Dès les premiers nettoyages, surprises nombreuses des restauratrices :

  • La toile a été découpée pour être intégrée au retable, elle existait antérieurement (1601 ?). Des découpes visibles en partie haute et basse, moins sur les cotés).
  • Plusieurs « repeints » (rajouts sur la peinture originale, soit pour intégrer de nouveaux éléments ou motifs, soit pour cacher quelque chose de troublant, de non orthodoxe, ou simplement esthétiques).
  • La mention : CVRIS:D’NI:M:Q: BRIANT RECTORIS :
Traduction Roger Blot : « Par les soins de Dom M Q BRIANT Recteur. »
  • Les 3 blasons : à gauche, PENLAN et ses 3 roses, à droite, KERARIOU et ses lignes croisées, en bas, calice et hostie (le recteur BRIANT ?)
  • Au milieu du tableau, sous le sein gauche de la femme du milieu -voir remarque RB, ci-dessus- réapparition d’une tache rouge…. Délicate miniature, Marie et l’Enfant, sur fond rouge, « et sa mère tenait tous ces événements dans son coeur » Lc 2,41-51, supprimée, cachée sous un repeint grisâtre !

Pourquoi ce repeint sur le sein de la femme du milieu ? influence du Concile de TRENTE 1545-1563, l’Église Catholique impose la « Contre-Réforme », en réaction à la Réforme protestante, initiée par Luther en 1517, thèse contre les indulgences.

C’est un « repeint de pudeur » dit Catherine, au 17ème 18ème on montre la poitrine, au 19ème rigidité plus grande, on repeint le sein des femmes, le sexe des enfants…
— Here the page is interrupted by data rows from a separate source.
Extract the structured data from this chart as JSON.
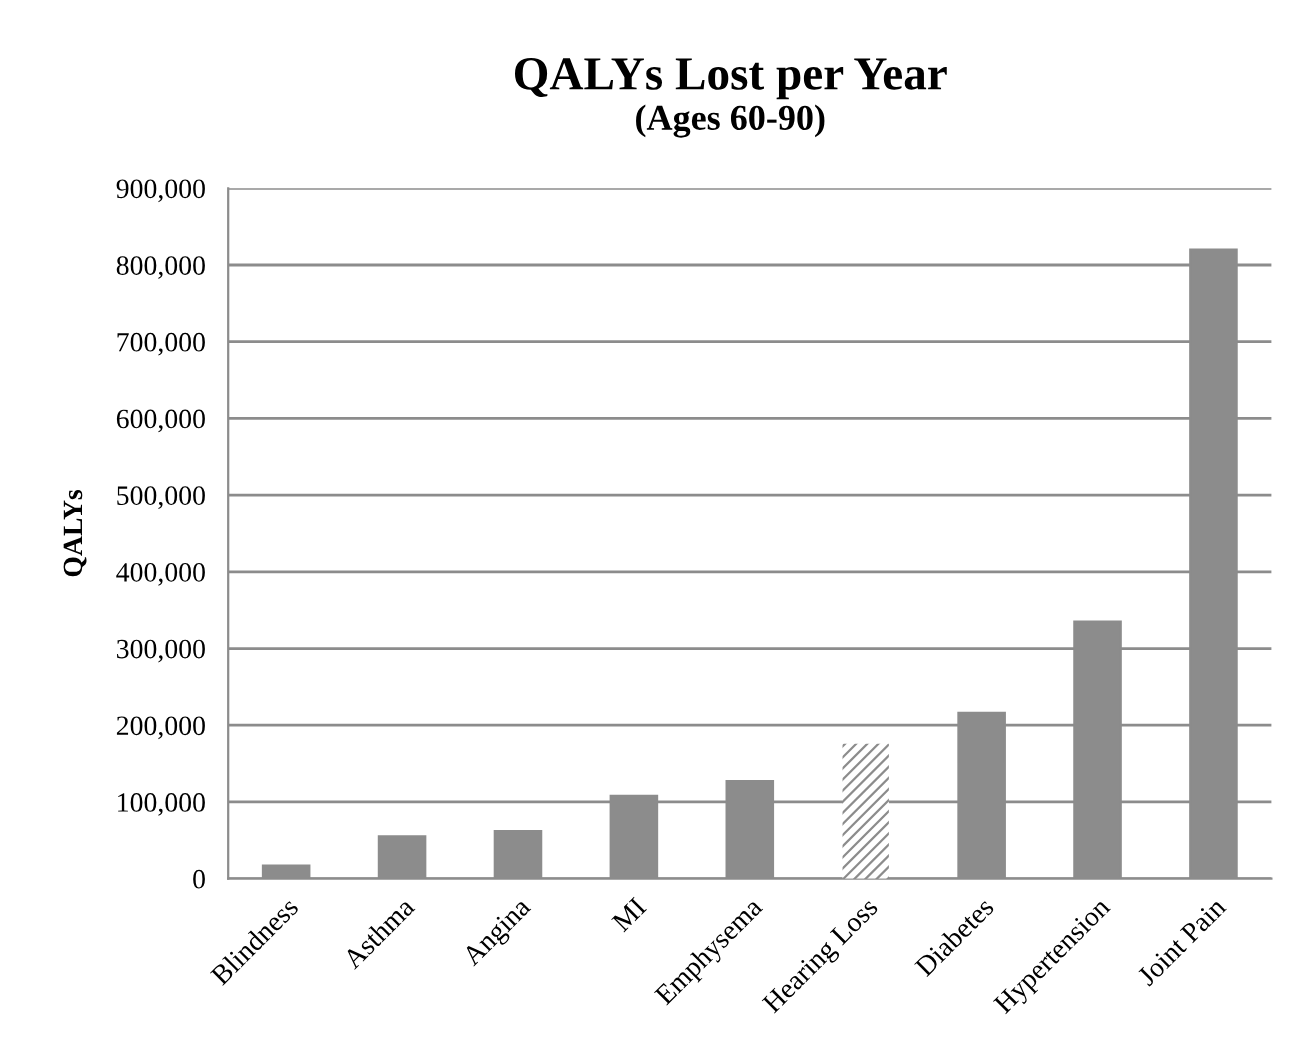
{
  "chart_data": {
    "type": "bar",
    "title": "QALYs Lost per Year",
    "subtitle": "(Ages 60-90)",
    "ylabel": "QALYs",
    "categories": [
      "Blindness",
      "Asthma",
      "Angina",
      "MI",
      "Emphysema",
      "Hearing Loss",
      "Diabetes",
      "Hypertension",
      "Joint Pain"
    ],
    "values": [
      17000,
      55000,
      62000,
      108000,
      127000,
      176000,
      216000,
      335000,
      820000
    ],
    "colors": [
      "#8c8c8c",
      "#8c8c8c",
      "#8c8c8c",
      "#8c8c8c",
      "#8c8c8c",
      "#ffffff",
      "#8c8c8c",
      "#8c8c8c",
      "#8c8c8c"
    ],
    "ylim": [
      0,
      900000
    ],
    "yticks": [
      {
        "value": 0,
        "label": "0"
      },
      {
        "value": 100000,
        "label": "100,000"
      },
      {
        "value": 200000,
        "label": "200,000"
      },
      {
        "value": 300000,
        "label": "300,000"
      },
      {
        "value": 400000,
        "label": "400,000"
      },
      {
        "value": 500000,
        "label": "500,000"
      },
      {
        "value": 600000,
        "label": "600,000"
      },
      {
        "value": 700000,
        "label": "700,000"
      },
      {
        "value": 800000,
        "label": "800,000"
      },
      {
        "value": 900000,
        "label": "900,000"
      }
    ],
    "grid": "y",
    "legend": false
  }
}
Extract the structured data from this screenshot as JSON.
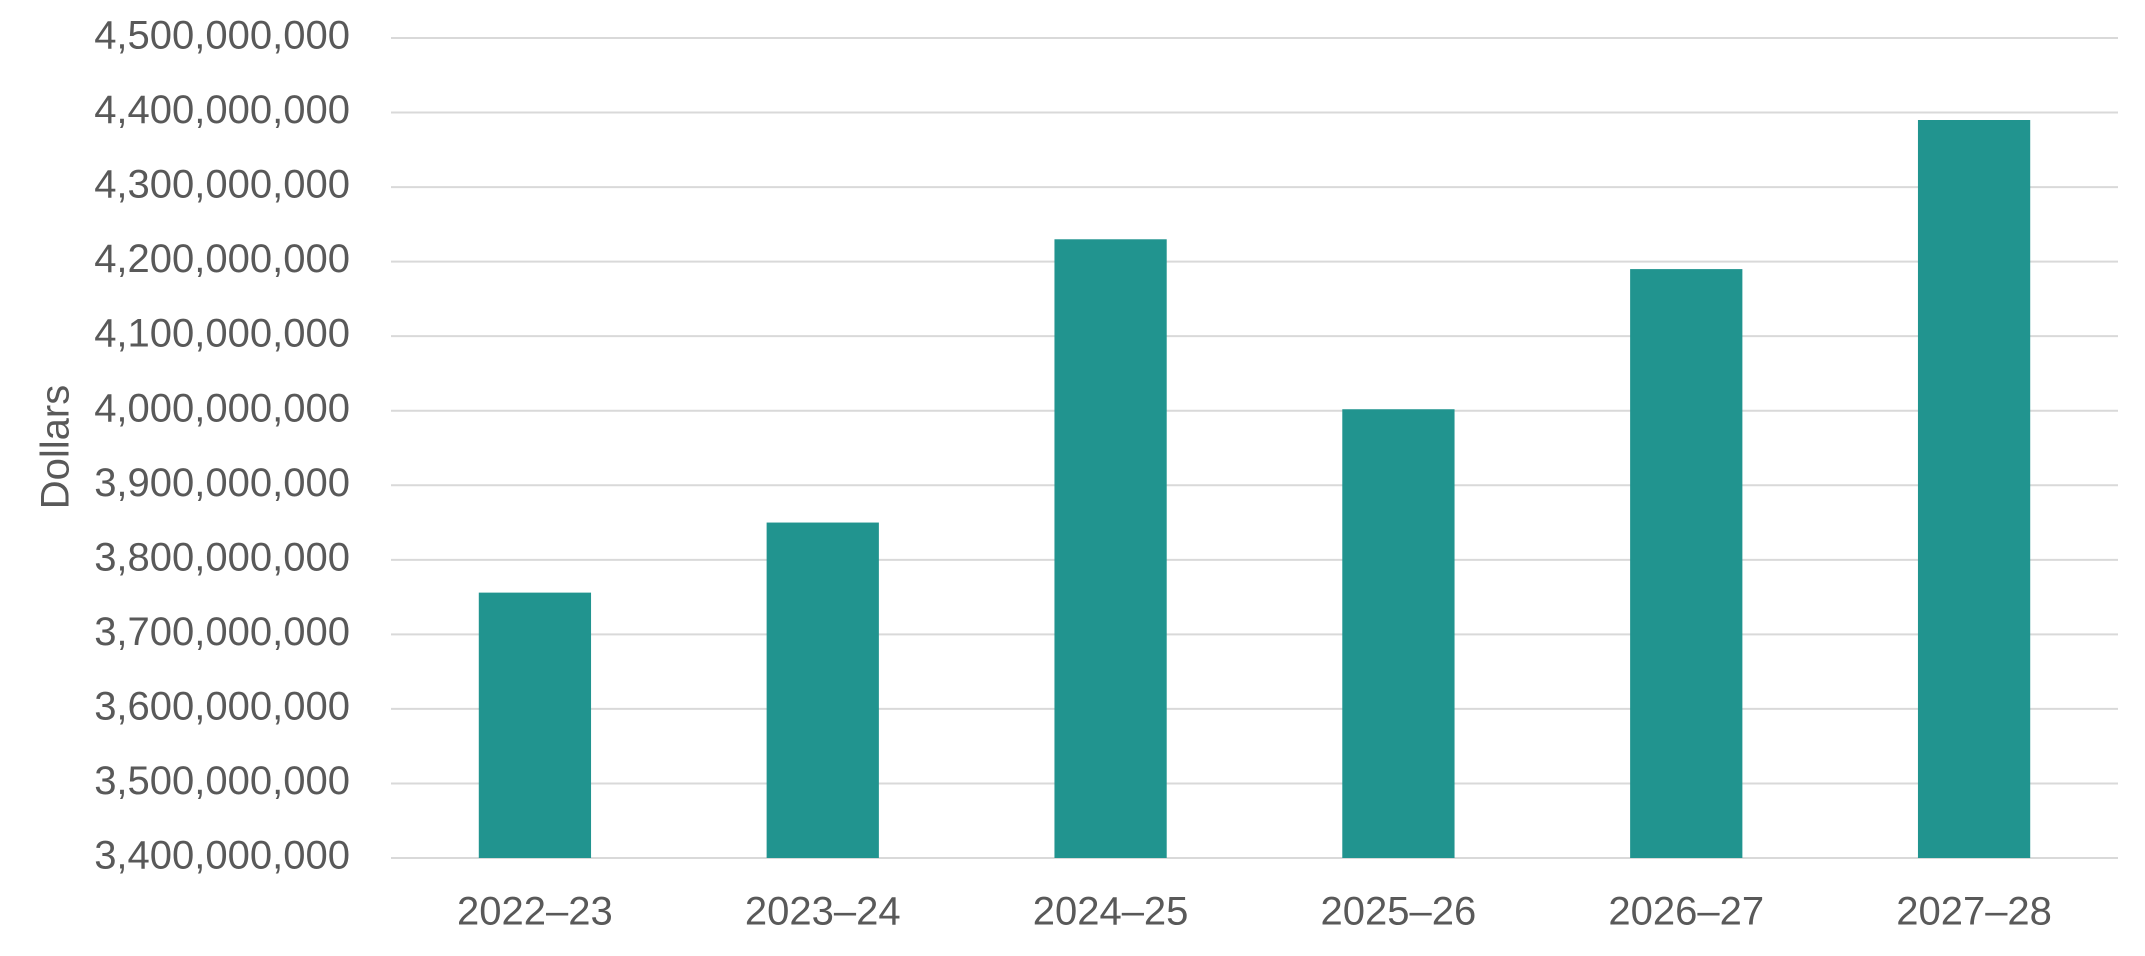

  • Sur le visage de l’enfant, autre retouche superficielle, également ancienne.
  • Sous le rectangle blanc en haut, à gauche, repeint cachant un ange annonçant aux bergers la naissance.
  • Travail typique d’un atelier, plus simple. Les anges, à coté, sont bien peints, comme les fleurs.
  • La Banderole « Gloria in excelsis Deo » a été repositionnée.

Tous ces « repeints », posés par-dessus, sont très anciens – sans doute lors de l’adaptation du tableau au retable.

Après rentoilage, la toile a été fixée sur le cadre existant, mais sur un nouveau châssis en chêne et alu.

Cette technique permet, outre un gain de poids (enlèvement des anciennes planches), une élasticité qui absorbe mieux les variations dimensionnelles liées à l’hygrométrie.